Paulsons $5 billion payout shocks, raises questions (Reuters)

BOSTON (Reuters) – Billionaire hedge fund manager John Paulson, whose bet against the overheated housing market made him one of the world’s wealthiest people, became a lot richer last year.

 

By earning an estimated $5 billion in 2010 thanks mainly to bets the economy would recover, Paulson likely set a record for the $1.9 trillion hedge fund industry’s biggest-ever year’s earnings.
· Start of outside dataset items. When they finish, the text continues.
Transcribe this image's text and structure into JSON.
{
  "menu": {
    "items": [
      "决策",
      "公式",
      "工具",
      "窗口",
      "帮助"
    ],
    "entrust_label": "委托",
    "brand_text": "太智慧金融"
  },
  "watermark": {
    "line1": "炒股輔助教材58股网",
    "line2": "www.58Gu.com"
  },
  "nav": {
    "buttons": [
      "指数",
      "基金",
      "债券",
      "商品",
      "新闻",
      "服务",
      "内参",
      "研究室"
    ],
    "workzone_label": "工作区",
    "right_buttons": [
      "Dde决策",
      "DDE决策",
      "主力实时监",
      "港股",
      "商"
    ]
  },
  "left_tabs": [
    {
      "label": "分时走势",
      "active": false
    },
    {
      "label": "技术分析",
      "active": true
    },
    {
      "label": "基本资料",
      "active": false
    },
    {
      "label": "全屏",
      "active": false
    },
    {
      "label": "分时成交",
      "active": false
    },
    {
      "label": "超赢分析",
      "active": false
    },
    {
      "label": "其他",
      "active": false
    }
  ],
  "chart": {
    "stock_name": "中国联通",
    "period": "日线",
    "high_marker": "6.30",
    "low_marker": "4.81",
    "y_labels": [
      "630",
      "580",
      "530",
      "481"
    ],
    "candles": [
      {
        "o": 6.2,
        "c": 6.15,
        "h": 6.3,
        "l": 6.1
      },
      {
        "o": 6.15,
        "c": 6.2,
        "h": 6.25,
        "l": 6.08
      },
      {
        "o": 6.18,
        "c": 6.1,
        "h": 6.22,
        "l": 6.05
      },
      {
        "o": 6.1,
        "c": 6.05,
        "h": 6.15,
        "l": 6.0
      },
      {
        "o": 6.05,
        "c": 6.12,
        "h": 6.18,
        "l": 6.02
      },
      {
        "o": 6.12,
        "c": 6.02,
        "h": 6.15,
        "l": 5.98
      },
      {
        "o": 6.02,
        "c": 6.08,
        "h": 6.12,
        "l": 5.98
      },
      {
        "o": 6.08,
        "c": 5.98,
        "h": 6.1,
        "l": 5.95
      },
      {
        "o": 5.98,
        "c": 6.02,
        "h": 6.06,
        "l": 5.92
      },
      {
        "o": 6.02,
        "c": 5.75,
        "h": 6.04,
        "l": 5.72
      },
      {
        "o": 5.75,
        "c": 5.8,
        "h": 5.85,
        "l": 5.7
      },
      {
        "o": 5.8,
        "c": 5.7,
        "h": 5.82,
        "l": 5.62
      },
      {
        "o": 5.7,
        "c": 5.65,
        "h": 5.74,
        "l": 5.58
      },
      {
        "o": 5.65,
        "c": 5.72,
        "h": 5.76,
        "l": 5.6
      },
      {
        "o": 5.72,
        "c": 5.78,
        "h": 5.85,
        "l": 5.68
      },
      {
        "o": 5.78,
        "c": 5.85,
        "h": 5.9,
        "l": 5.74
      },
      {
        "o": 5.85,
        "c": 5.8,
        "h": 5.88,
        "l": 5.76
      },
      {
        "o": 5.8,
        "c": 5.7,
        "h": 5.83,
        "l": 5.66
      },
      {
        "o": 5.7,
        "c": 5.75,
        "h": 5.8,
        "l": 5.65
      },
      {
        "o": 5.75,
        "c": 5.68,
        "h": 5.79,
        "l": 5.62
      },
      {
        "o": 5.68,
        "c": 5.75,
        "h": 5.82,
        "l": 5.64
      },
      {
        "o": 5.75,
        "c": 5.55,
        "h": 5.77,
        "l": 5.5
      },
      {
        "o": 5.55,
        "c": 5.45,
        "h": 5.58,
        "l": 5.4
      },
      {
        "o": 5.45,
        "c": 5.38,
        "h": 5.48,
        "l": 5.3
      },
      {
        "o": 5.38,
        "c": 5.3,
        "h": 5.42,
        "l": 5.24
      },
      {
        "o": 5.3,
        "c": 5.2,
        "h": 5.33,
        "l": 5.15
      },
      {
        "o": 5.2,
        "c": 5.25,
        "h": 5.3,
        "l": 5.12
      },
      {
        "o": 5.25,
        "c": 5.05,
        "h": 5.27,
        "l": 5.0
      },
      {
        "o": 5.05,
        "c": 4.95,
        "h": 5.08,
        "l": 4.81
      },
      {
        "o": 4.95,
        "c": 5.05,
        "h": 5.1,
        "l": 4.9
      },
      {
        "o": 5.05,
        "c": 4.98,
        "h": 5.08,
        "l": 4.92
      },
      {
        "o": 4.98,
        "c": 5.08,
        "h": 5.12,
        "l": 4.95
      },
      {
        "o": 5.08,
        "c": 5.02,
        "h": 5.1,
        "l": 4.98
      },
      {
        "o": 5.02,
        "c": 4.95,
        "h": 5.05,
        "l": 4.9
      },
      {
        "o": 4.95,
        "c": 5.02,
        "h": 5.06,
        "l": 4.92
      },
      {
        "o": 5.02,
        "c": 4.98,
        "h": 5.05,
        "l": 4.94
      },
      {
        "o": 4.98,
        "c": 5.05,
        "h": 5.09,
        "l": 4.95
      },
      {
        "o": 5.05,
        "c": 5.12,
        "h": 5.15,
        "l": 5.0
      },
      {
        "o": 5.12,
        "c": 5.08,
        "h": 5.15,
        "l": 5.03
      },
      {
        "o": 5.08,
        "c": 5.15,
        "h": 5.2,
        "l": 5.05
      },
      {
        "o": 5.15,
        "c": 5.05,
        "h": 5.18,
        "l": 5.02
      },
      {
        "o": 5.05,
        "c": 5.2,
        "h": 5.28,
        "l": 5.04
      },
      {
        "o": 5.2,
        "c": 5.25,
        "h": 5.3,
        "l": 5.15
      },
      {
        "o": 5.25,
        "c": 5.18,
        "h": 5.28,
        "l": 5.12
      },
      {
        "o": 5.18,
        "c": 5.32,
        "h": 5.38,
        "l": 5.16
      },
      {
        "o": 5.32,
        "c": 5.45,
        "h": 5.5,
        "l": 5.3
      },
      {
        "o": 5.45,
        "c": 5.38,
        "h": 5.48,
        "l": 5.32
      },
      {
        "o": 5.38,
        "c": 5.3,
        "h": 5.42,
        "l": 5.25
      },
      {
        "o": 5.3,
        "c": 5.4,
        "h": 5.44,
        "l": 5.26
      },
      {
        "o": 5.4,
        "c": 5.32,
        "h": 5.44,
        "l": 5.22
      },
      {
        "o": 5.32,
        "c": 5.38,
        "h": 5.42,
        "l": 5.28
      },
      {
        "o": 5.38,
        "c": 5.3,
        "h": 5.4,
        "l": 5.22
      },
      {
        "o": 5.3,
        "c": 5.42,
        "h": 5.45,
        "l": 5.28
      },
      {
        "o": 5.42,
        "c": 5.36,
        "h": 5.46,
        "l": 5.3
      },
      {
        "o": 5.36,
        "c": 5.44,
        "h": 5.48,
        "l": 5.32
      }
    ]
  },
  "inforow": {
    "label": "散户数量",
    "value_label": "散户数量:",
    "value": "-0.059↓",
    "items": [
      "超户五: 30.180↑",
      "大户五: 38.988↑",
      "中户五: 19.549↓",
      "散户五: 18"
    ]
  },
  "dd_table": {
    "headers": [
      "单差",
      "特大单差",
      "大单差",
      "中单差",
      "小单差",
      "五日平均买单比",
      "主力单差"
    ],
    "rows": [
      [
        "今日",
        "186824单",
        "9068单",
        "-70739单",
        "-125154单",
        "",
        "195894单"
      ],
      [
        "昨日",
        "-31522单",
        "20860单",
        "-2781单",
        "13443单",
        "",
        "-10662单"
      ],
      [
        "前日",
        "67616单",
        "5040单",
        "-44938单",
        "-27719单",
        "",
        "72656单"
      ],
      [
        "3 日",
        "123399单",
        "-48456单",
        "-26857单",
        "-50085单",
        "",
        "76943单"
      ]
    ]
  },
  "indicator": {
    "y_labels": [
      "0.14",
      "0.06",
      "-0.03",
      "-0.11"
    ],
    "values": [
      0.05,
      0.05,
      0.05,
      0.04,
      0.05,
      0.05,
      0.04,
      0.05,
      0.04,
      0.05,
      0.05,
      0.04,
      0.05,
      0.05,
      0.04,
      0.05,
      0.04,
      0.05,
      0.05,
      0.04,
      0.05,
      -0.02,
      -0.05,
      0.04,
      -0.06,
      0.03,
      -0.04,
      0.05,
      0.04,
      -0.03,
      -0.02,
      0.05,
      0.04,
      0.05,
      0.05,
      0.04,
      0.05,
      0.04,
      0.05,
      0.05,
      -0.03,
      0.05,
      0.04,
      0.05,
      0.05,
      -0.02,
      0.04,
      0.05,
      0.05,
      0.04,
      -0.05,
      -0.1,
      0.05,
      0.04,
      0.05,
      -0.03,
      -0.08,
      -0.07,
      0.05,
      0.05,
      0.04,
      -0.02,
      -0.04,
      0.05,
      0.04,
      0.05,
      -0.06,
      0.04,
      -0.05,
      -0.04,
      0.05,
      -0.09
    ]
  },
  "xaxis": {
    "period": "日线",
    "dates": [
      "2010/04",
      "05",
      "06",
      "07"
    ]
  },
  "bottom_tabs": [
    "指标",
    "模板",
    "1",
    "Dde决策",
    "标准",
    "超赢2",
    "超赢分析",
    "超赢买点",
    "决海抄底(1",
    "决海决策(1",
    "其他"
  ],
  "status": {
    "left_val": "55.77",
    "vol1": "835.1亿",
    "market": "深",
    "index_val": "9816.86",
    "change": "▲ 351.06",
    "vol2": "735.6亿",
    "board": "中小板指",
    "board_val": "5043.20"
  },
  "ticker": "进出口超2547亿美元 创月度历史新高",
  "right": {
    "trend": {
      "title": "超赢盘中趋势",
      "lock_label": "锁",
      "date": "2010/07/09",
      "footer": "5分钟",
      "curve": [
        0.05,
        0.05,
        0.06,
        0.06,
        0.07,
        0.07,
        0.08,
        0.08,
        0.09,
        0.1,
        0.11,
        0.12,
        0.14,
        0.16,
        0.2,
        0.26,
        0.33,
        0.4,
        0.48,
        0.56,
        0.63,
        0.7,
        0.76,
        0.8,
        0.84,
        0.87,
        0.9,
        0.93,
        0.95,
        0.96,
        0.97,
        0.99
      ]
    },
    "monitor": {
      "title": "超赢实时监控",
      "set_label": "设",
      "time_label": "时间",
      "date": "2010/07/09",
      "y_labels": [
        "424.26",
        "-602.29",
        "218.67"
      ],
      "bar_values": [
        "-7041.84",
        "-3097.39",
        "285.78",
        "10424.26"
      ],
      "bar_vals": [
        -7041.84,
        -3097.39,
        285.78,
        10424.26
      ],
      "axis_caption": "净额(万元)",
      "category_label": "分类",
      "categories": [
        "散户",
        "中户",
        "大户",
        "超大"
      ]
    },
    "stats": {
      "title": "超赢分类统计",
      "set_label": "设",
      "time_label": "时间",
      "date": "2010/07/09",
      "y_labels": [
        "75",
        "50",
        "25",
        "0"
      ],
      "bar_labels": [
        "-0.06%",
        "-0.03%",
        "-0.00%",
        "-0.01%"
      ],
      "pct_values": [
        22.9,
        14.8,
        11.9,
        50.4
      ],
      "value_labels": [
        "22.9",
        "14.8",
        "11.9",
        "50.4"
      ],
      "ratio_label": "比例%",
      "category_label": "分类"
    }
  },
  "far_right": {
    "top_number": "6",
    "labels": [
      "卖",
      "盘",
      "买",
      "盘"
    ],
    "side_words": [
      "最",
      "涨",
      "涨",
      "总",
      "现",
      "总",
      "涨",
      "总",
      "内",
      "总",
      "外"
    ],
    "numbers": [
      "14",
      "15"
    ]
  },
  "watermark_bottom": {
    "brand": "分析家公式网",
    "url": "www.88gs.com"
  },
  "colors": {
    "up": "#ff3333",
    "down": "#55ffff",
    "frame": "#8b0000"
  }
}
He beat his own record, which he set in 2007 with a $4 billion haul made off the subprime bet.

 

The Wall Street Journal first reported Paulson’s payout in its Friday edition, and investors familiar with Paulson’s portfolios said the number is likely correct given the manager’s asset size and his recent profitable bets on Citigroup (C.N) and gold.

 

More generally, Paulson’s eye-popping payday confirms that hedge funds are still Wall Street’s gold mine, where hefty fees make hundreds of managers extremely rich. But it also underscores concerns among investors that they may not always be getting their money’s worth, especially when hedge fund returns lag behind the broader markets.

 

For Paulson, who now ranks among the likes of Warren Buffett and Pimco’s Bill Gross as the world’s most closely watched investors, the payday comes after he reversed deep losses in his funds halfway through the year. And it may finally put to rest speculation that his investing prowess was limited to one lucky bet during the subprime era.

 

“He did it on the short side and on the long side,” said Brad Alford, founder of Alpha Capital Management, which invests with hedge funds. “He proved that he can really do it all.”

 

Other prominent managers like Appaloosa Management’s David Tepper and Bridgewater Associates’ Ray Dalio likely also earned 10-figure paychecks, the Journal reported.

 

EYEBROWS RAISED

 

Thanks to a spurt in December, John Paulson’s $7.7 billion Advantage Plus Fund ended the year up 17 percent. That is not much more than the Standard & Poor’s 500 index’ 15 percent gain but it surely returned more in fees to Paulson & Co than to a mutual fund manager overseeing a portfolio tracking the index.

 

Now the payouts for Paulson and his fellow top hedge fund managers at firms managing over $20 billion are sure to raise new questions about managers’ high pay even for low returns.

 

Overall, the average hedge fund gained 10.5 percent last year, lagging the S&P; and falling short of the industry’s own 19 percent return in 2009, data from Hedge Fund Research showed. But managers will still collect 2 percent management fees and about a 20 percent cut of their gains.

 

In Paulson’s case, the fact that his 17-year-old firm Paulson & Co oversees about $35 billion fattened up his payout. To be fair, Paulson also invests his entire fortune in his funds and since his gold fund gained 35 percent, his investment gains added billions to his payout.

 

For other managers, including ones who lost money, however, the industry payouts may seem less fair, investors and analysts said.

 

“People are fine with hedge fund fee structures as long as they are making great returns,” said Stewart Massey, who invests with hedge funds at Massey, Quick & Co. “But where they get antsy is where managers have middling returns and the managers are still making a lot of money.”

 

As hedge funds look for new investors, experts say that investors’ demands on pay will hold more sway. A push from some investors to set a so-called hurdle rate, or minimum accepted rate of return, for manager pay, or to reward them only if they exceed certain benchmarks may gain traction.

 

ROAD TO BIG PAYDAYS

 

The big paydays at hedge funds are likely to confirm that hedge funds can be modern-day gold mines on Wall Street and spark even more movement from the world of banking and mutual fund management into this asset class.

 

“Many of these big hedge fund managers are now earning more than professional athletes,” said Kenneth Murray, president of Mercury Partners, which recruits staff for hedge funds. “And they can do this for the rest of their lives, unlike sports stars who have to find another job after the age of 35 … 100 percent, hedge funds are the places where everyone wants to be.”

 

But he and other recruiters agree that as the industry matures, it is becoming harder for newcomers to break in, and that portfolio managers need to bring long records of top performance before getting a job. Also, with investors becoming pickier, it is harder to raise a lot of money.

 

“If you’ve been in the game and successful, you may be set for life, but for everyone else it is becoming tougher,” Murray said.